The Book of Luke (Jenny O'Connell)

Rating: [rate 2.0]

The Book of Luke (Jenny O'Connell)Emily Abbott has always been considered the Girl Most Likely to Be Nice — but lately being nice hasn’t done her any good. Her parents have decided to move the family from Chicago back to their hometown of Boston in the middle of Emily’s senior year. Only Emily’s first real boyfriend, Sean, is in Chicago, and so is her shot at class valedictorian and early admission to the Ivy League. What’s a nice girl to do?

Then Sean dumps Emily on moving day and her father announces he’s staying behind in Chicago “to tie up loose ends,” and Emily decides that what a nice girl needs to do is to stop being nice.

She reconnects with her best friends in Boston, Josie and Lucy, only to discover that they too have been on the receiving end of some glaring Guy Don’ts. So when the girls have to come up with something to put in the senior class time capsule, they know exactly what to do. They’ll create a not-so-nice reference guide for future generations of guys — an instruction book that teaches them the right way to treat girls.

But when her friends draft Emily to test out their tips on Luke Preston — the hottest, most popular guy in school, who just broke up with Josie by email — Emily soon finds that Luke is the trickiest of test subjects . . . and that even a nice girl like Emily has a few things to learn about love.

(Spoilers in the review)

I was curious about this book because Amazon recommended it to me while I was checking out Sarah Dessen books on the website. I’ve been on the lookout for YA fiction for a while now and this seemed quite interesting so I picked it up.

The premise is quite interesting: Super nice girl Emily’s life is torn apart when she learns that she has to move back to Boston in the middle of her senior year in Chicago. She’s “super nice” because she’s supposed to be, being the daughter of the etiquette queen. When things go all wrong for her, she decides she’s done being nice.

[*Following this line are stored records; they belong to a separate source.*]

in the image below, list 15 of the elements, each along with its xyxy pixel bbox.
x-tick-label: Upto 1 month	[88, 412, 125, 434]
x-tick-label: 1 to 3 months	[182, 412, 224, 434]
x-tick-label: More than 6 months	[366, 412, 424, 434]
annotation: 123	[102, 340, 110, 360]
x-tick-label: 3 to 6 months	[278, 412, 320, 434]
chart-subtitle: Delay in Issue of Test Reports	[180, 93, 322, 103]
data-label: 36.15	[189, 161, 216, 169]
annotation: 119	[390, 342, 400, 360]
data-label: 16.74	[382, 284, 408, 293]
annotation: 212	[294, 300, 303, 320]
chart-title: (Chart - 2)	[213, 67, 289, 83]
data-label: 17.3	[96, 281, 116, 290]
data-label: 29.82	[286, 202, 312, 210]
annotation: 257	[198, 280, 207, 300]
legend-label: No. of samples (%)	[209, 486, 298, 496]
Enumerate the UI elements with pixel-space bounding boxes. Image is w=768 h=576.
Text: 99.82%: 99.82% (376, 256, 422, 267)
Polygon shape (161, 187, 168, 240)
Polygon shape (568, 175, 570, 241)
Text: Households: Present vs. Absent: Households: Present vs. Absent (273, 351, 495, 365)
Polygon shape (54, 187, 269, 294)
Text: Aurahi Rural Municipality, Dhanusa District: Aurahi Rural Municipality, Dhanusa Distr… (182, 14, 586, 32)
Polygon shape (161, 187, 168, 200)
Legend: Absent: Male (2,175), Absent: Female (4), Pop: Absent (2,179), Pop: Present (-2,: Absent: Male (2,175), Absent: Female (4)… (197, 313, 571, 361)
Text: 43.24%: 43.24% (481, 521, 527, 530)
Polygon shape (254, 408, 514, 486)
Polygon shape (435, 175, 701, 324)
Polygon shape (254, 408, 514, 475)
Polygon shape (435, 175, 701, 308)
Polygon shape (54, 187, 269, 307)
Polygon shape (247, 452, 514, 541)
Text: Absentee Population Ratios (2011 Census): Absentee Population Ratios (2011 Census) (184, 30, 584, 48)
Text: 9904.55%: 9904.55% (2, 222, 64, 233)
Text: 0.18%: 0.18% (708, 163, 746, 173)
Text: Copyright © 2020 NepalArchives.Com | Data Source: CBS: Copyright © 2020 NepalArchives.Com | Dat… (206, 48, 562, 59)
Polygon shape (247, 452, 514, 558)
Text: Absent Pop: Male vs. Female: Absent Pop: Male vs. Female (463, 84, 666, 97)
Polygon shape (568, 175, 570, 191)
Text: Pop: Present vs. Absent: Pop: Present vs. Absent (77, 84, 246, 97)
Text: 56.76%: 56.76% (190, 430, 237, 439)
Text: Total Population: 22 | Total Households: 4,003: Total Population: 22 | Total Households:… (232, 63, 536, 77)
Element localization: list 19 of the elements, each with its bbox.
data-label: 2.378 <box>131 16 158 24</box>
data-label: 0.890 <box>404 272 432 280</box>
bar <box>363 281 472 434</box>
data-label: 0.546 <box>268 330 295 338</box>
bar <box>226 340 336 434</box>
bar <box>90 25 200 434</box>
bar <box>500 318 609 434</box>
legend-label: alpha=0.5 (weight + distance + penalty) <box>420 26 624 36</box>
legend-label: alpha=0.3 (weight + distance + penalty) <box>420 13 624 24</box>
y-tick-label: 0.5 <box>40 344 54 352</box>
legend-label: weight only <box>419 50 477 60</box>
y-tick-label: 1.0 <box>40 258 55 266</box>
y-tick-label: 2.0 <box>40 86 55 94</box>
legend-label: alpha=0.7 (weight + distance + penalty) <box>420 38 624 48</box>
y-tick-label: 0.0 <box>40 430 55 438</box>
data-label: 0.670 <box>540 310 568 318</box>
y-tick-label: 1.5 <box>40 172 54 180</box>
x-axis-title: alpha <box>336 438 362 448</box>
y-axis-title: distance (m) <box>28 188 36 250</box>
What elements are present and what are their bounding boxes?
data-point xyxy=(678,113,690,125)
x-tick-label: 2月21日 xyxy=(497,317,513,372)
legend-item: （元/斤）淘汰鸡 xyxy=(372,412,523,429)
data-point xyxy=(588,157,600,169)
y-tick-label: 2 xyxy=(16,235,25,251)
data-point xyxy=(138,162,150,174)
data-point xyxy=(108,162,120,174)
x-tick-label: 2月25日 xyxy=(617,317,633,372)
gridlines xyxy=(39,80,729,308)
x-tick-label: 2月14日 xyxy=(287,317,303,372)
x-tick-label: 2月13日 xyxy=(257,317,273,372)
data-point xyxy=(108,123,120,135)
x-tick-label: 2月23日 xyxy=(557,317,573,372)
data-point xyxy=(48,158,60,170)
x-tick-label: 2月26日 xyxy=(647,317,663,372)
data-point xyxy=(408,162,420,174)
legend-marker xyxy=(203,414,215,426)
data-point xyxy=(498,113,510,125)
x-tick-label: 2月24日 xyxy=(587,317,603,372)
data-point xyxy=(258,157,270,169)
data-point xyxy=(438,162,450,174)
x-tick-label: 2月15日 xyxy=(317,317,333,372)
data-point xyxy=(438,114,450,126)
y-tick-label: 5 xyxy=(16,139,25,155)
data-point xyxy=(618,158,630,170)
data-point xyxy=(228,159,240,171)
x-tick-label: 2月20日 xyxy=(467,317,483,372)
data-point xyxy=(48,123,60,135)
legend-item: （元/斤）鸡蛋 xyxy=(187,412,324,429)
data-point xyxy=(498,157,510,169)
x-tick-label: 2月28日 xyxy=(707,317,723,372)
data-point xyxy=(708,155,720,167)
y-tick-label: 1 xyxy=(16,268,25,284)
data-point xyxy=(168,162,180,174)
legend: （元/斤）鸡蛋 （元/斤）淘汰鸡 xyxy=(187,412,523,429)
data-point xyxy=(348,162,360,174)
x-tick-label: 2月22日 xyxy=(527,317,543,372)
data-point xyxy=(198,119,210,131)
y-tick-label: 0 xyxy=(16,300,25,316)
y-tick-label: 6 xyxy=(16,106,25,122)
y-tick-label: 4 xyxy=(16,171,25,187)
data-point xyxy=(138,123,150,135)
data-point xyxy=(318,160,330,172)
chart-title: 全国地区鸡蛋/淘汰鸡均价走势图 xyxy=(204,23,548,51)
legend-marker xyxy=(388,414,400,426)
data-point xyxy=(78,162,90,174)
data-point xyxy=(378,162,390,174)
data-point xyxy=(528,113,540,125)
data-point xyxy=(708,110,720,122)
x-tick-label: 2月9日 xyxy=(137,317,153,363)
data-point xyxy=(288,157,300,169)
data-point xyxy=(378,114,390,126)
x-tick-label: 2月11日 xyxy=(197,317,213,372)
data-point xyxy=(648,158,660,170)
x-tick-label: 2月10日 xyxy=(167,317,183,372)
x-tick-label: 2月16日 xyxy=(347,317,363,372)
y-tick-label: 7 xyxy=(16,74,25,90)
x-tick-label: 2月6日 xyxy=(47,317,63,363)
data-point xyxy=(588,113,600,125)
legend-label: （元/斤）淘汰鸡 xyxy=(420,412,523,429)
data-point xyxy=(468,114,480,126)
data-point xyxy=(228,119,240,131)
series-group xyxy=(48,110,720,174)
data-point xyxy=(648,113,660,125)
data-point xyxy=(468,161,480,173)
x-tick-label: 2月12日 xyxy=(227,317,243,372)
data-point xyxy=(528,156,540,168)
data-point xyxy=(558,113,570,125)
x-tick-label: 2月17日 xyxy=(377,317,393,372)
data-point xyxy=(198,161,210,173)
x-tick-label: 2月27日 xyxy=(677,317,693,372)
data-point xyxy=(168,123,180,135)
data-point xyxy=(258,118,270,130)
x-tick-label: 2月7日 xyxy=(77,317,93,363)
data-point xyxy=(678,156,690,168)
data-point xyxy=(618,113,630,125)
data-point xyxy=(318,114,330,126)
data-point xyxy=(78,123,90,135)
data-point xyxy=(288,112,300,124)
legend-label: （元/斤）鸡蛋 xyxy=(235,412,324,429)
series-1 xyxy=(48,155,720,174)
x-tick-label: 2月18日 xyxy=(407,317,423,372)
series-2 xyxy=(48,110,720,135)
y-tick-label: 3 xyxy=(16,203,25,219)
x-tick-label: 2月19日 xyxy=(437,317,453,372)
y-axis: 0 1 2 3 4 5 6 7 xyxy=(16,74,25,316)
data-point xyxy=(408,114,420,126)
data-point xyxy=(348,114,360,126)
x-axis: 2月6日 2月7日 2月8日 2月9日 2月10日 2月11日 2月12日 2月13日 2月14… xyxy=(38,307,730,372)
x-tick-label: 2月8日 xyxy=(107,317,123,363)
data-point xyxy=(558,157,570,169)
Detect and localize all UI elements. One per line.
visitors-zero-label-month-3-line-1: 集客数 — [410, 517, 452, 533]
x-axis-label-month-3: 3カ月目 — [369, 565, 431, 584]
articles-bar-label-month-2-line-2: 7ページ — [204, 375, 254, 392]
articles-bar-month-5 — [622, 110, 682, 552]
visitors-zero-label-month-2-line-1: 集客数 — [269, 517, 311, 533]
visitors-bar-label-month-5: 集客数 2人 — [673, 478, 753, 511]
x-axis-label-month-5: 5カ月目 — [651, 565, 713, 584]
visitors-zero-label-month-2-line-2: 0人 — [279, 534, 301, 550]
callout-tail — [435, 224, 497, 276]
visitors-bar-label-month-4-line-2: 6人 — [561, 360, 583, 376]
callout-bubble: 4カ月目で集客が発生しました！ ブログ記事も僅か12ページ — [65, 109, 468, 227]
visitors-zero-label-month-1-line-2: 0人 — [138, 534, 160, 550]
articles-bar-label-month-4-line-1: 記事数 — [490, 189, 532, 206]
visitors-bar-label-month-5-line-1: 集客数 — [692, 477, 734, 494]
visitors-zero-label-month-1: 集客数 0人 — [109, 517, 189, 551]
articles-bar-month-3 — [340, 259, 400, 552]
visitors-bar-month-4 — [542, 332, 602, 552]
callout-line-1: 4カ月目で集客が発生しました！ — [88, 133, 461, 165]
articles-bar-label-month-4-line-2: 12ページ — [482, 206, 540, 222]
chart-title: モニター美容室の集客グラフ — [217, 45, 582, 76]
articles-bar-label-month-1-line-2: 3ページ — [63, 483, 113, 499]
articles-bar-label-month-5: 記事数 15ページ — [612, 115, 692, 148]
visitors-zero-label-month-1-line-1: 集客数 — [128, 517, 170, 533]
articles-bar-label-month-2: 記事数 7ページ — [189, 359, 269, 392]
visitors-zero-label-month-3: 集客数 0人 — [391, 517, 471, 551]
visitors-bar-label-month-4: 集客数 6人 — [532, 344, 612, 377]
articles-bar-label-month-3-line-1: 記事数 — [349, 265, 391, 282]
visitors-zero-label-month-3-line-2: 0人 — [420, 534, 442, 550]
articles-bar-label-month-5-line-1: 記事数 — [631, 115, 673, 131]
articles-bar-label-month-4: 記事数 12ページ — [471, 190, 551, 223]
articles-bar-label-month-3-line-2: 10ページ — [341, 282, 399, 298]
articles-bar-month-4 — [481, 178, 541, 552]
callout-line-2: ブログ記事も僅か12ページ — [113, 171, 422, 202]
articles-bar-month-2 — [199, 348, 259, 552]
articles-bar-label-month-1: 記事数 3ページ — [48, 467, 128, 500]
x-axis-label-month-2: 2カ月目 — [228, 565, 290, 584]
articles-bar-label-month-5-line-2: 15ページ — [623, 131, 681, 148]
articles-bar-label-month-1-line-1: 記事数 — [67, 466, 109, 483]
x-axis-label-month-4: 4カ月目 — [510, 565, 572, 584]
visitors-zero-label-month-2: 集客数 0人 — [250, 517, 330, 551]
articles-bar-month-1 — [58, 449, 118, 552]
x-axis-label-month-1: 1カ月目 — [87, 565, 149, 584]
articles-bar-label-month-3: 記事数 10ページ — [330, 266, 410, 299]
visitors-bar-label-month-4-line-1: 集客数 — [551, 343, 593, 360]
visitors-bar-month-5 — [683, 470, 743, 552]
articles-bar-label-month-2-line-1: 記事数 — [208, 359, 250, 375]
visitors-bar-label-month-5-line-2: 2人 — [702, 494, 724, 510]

Emily and her friends take the hottest guy in school, Luke, who is also a jerk who broke up with Emily’s friend Josie through email, as their guinea pig for their school time capsule contribution, which is a list of do’s and don’ts for guys. After that, things went downhill: obviously Emily would fall for Luke as she tests their theories on him, and he would find out about all of it. I’m surprised I managed to read it all until the end, which frankly, was getting a lot boring.

The Emily character was interesting at first, but somewhere along the way she became flat and uninteresting. She decided not to be nice because being nice didn’t make things work out for her, yes, but I kind of expected her to be more mature and all, being an intelligent high school senior running for valedictorian and wanting to go into Brown. Somehow being un-nice wasn’t for “revenge” on her family isn’t that believable. Luke was a bit more interesting than she is, because he had this weird vibe all throughout the book. Josie and Lucy were the stereotype friends, and honestly, there were too little interesting characters in the background. Oh, and the sex in the story didn’t really help the plot, except to probably make things worse for Emily and Josie in the end.

It would have been in an interesting book, but it fell short on the character and plot development factor. I’d have to agree with what one reviewer said, though. Despite the characters being slightly flat, the scenes between Luke and Emily were well-written. I just kind of wish there was something more about their characters.